Die Schauspielerin Kristen Stewart nutzt ihr gar nicht unerhebliches Talent, um einerseits permanente Ergriffenheit zu spiegeln, sich andererseits im Zentrum des Geschehens immer wieder selbst aufzulösen. Der Platz in der Mitte dieses Universums muss unbestimmt bleiben - damit Millionen Mädchen auf der Welt sich ganz ungestört genau an diesen Ort träumen können. Die Frage, ob im Fall der Fälle dann der Vampir oder doch der Werwolf die bessere Wahl wäre, ist eine Glaubensfrage unter den Fans - sie definiert eine weibliche Teenagerexistenz heute mehr als die Wahl der Lieblingsband.

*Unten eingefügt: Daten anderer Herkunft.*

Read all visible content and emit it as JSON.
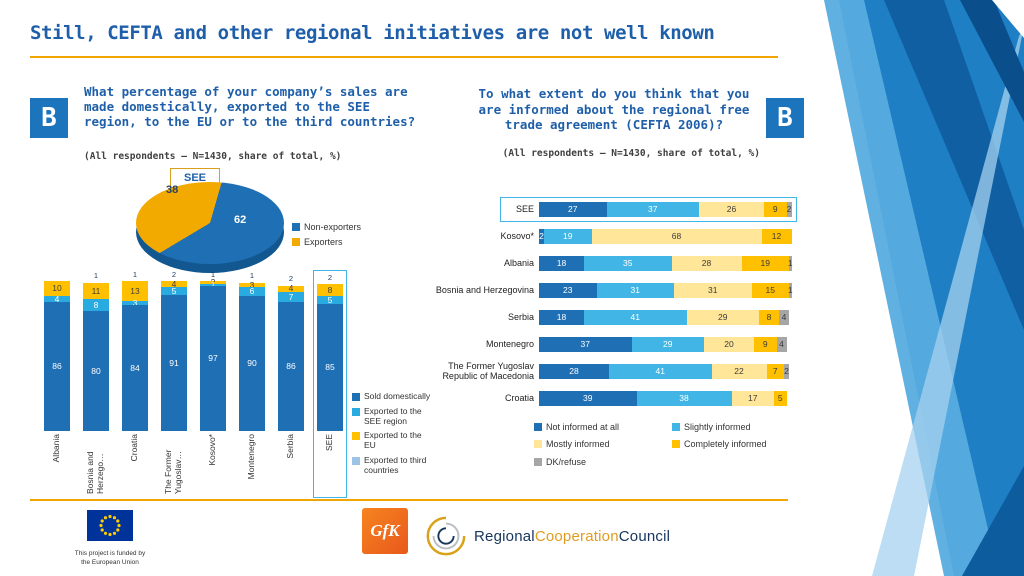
{
  "title": "Still, CEFTA and other regional initiatives are not well known",
  "badges": {
    "left": "B",
    "right": "B"
  },
  "left_panel": {
    "question": "What percentage of your company’s sales are made domestically, exported to the SEE region, to the EU or to the third countries?",
    "subtitle": "(All respondents – N=1430, share of total, %)",
    "see_tag": "SEE"
  },
  "right_panel": {
    "question": "To what extent do you think that you are informed about the regional free trade agreement (CEFTA 2006)?",
    "subtitle": "(All respondents – N=1430, share of total, %)"
  },
  "chart_data": [
    {
      "id": "see_exporters_pie",
      "type": "pie",
      "labels": [
        "Non-exporters",
        "Exporters"
      ],
      "values": [
        62,
        38
      ],
      "colors": [
        "#1F6FB5",
        "#F2A900"
      ],
      "title": "SEE",
      "legend_position": "right"
    },
    {
      "id": "sales_structure_by_country",
      "type": "bar",
      "stacked": true,
      "categories": [
        "Albania",
        "Bosnia and Herzego…",
        "Croatia",
        "The Former Yugoslav…",
        "Kosovo*",
        "Montenegro",
        "Serbia",
        "SEE"
      ],
      "series": [
        {
          "name": "Sold domestically",
          "color": "#1F6FB5",
          "values": [
            86,
            80,
            84,
            91,
            97,
            90,
            86,
            85
          ]
        },
        {
          "name": "Exported to the SEE region",
          "color": "#29ABE2",
          "values": [
            4,
            8,
            3,
            5,
            1,
            6,
            7,
            5
          ]
        },
        {
          "name": "Exported to the EU",
          "color": "#FFC000",
          "values": [
            10,
            11,
            13,
            4,
            2,
            3,
            4,
            8
          ]
        },
        {
          "name": "Exported to third countries",
          "color": "#9DC3E6",
          "values": [
            0,
            1,
            1,
            2,
            1,
            1,
            2,
            2
          ]
        }
      ],
      "ylim": [
        0,
        100
      ],
      "highlight_category": "SEE",
      "legend_position": "right"
    },
    {
      "id": "cefta_awareness_by_country",
      "type": "bar",
      "orientation": "horizontal",
      "stacked": true,
      "categories": [
        "SEE",
        "Kosovo*",
        "Albania",
        "Bosnia and Herzegovina",
        "Serbia",
        "Montenegro",
        "The Former Yugoslav Republic of Macedonia",
        "Croatia"
      ],
      "series": [
        {
          "name": "Not informed at all",
          "color": "#1F6FB5",
          "values": [
            27,
            2,
            18,
            23,
            18,
            37,
            28,
            39
          ]
        },
        {
          "name": "Slightly informed",
          "color": "#41B6E6",
          "values": [
            37,
            19,
            35,
            31,
            41,
            29,
            41,
            38
          ]
        },
        {
          "name": "Mostly informed",
          "color": "#FFE699",
          "values": [
            26,
            68,
            28,
            31,
            29,
            20,
            22,
            17
          ]
        },
        {
          "name": "Completely informed",
          "color": "#FFC000",
          "values": [
            9,
            12,
            19,
            15,
            8,
            9,
            7,
            5
          ]
        },
        {
          "name": "DK/refuse",
          "color": "#A6A6A6",
          "values": [
            2,
            0,
            1,
            1,
            4,
            4,
            2,
            0
          ]
        }
      ],
      "xlim": [
        0,
        100
      ],
      "highlight_category": "SEE",
      "legend_position": "bottom"
    }
  ],
  "footer": {
    "eu_caption_line1": "This project is funded by",
    "eu_caption_line2": "the European Union",
    "gfk": "GfK",
    "rcc": {
      "part1": "Regional",
      "part2": "Cooperation",
      "part3": "Council"
    }
  },
  "colors": {
    "title_blue": "#1F5FA9",
    "accent_orange": "#F0A500",
    "badge_blue": "#1C75BC",
    "highlight_border": "#41B6E6"
  }
}
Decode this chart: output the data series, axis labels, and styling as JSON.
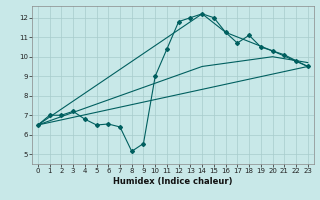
{
  "title": "",
  "xlabel": "Humidex (Indice chaleur)",
  "xlim": [
    -0.5,
    23.5
  ],
  "ylim": [
    4.5,
    12.6
  ],
  "xticks": [
    0,
    1,
    2,
    3,
    4,
    5,
    6,
    7,
    8,
    9,
    10,
    11,
    12,
    13,
    14,
    15,
    16,
    17,
    18,
    19,
    20,
    21,
    22,
    23
  ],
  "yticks": [
    5,
    6,
    7,
    8,
    9,
    10,
    11,
    12
  ],
  "bg_color": "#c8e8e8",
  "line_color": "#005f5f",
  "grid_color": "#a8cccc",
  "lines": [
    {
      "x": [
        0,
        1,
        2,
        3,
        4,
        5,
        6,
        7,
        8,
        9,
        10,
        11,
        12,
        13,
        14,
        15,
        16,
        17,
        18,
        19,
        20,
        21,
        22,
        23
      ],
      "y": [
        6.5,
        7.0,
        7.0,
        7.2,
        6.8,
        6.5,
        6.55,
        6.4,
        5.15,
        5.55,
        9.0,
        10.4,
        11.8,
        12.0,
        12.2,
        12.0,
        11.25,
        10.7,
        11.1,
        10.5,
        10.3,
        10.1,
        9.8,
        9.5
      ]
    },
    {
      "x": [
        0,
        14,
        16,
        20,
        23
      ],
      "y": [
        6.5,
        12.2,
        11.25,
        10.3,
        9.5
      ]
    },
    {
      "x": [
        0,
        14,
        20,
        23
      ],
      "y": [
        6.5,
        9.5,
        10.0,
        9.7
      ]
    },
    {
      "x": [
        0,
        23
      ],
      "y": [
        6.5,
        9.5
      ]
    }
  ]
}
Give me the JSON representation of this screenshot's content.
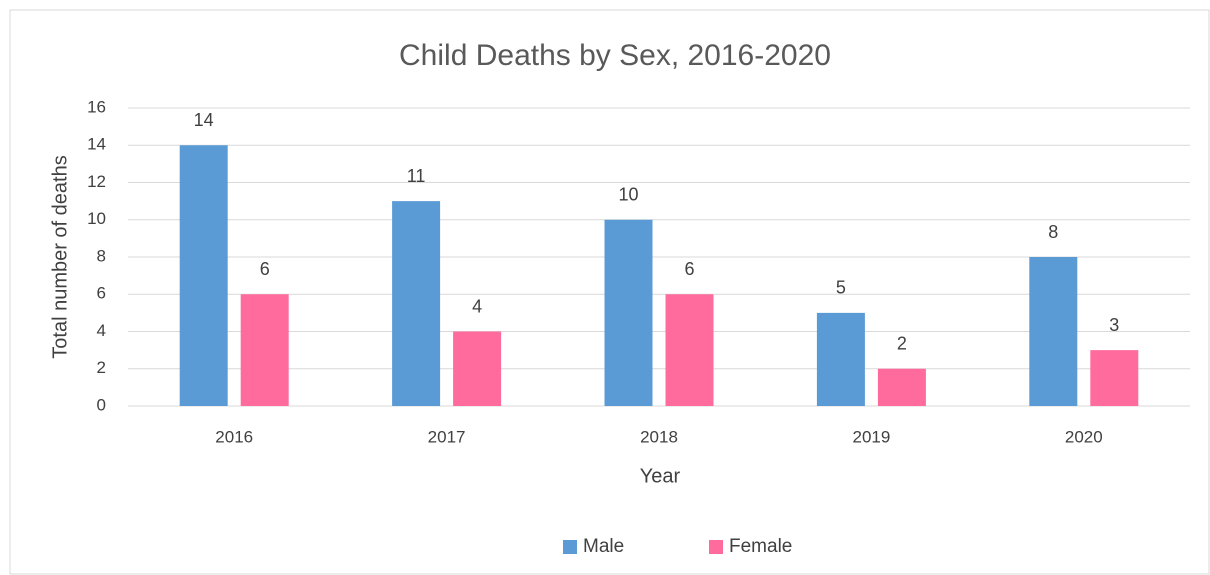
{
  "chart_data": {
    "type": "bar",
    "title": "Child Deaths by Sex, 2016-2020",
    "x_label": "Year",
    "y_label": "Total number of deaths",
    "categories": [
      "2016",
      "2017",
      "2018",
      "2019",
      "2020"
    ],
    "series": [
      {
        "name": "Male",
        "color": "#5b9bd5",
        "values": [
          14,
          11,
          10,
          5,
          8
        ]
      },
      {
        "name": "Female",
        "color": "#ff6b9d",
        "values": [
          6,
          4,
          6,
          2,
          3
        ]
      }
    ],
    "ylim": [
      0,
      16
    ],
    "yticks": [
      0,
      2,
      4,
      6,
      8,
      10,
      12,
      14,
      16
    ],
    "grid": true,
    "legend": "bottom"
  }
}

Dass Sex zwischen Menschen, Vampiren und wohl auch Werwölfen zum Problem werden kann und damit doch eher eine konservative Moral regiert, wird in der ideologischen Einordnung der Serie allerdings überbewertet. Es kommt letztlich nicht so darauf an, wann und wie die Liebenden es tun oder ob überhaupt - da kann man bis zu den entlastenden Kronzeugen Romeo und Julia zurückgehen. Es geht darum, dass das Glück stets greifbar scheint, aber doch - zumindest über weite Strecken - unerreichbar bleibt.

Hier ist das so, weil Edward seine eigenen Vorstellungen von Ritterlichkeit hat, von denen er sich nicht abbringen lässt; und weil man sich als anständiges Mädchen nicht mit zwei Jungs gleichzeitig einlassen kann, scheiden auch mit Jacob alle Aktionen aus, die über einen gestohlenen Kuss hinausgehen...

Wären das Pathos, der bittere Ernst, die Unerfüllbarkeit der Sehnsucht nicht ohnehin schon in der Welt - jede Generation von Teenagern würde sie neu erfinden. Es fühlt sich vielleicht wie Schicksal an - aber die süße Qual der Aussichtslosigkeit ist im Grunde selbst gewählt. Darum geht es hier. Und darum geht es auch den Mädchen, die - was könnte aussichtsloser sein! - momentan von Robert Pattinson oder Taylor Lautner besessen sind.

THE TWILIGHT SAGA: ECLIPSE, USA 2010 - Regie: David Slade. Buch: Melisssa Rosenberg. Nach dem Roman von Stephenie Meyer. Kamera: Javier Aquirresarobe. Musik: Howard Shore. Mit: Kristen Stewart, Robert Pattinson, Taylor Lautner, Bryce Dallas Howard, Anna Kendrick. Concorde, 124 Minuten.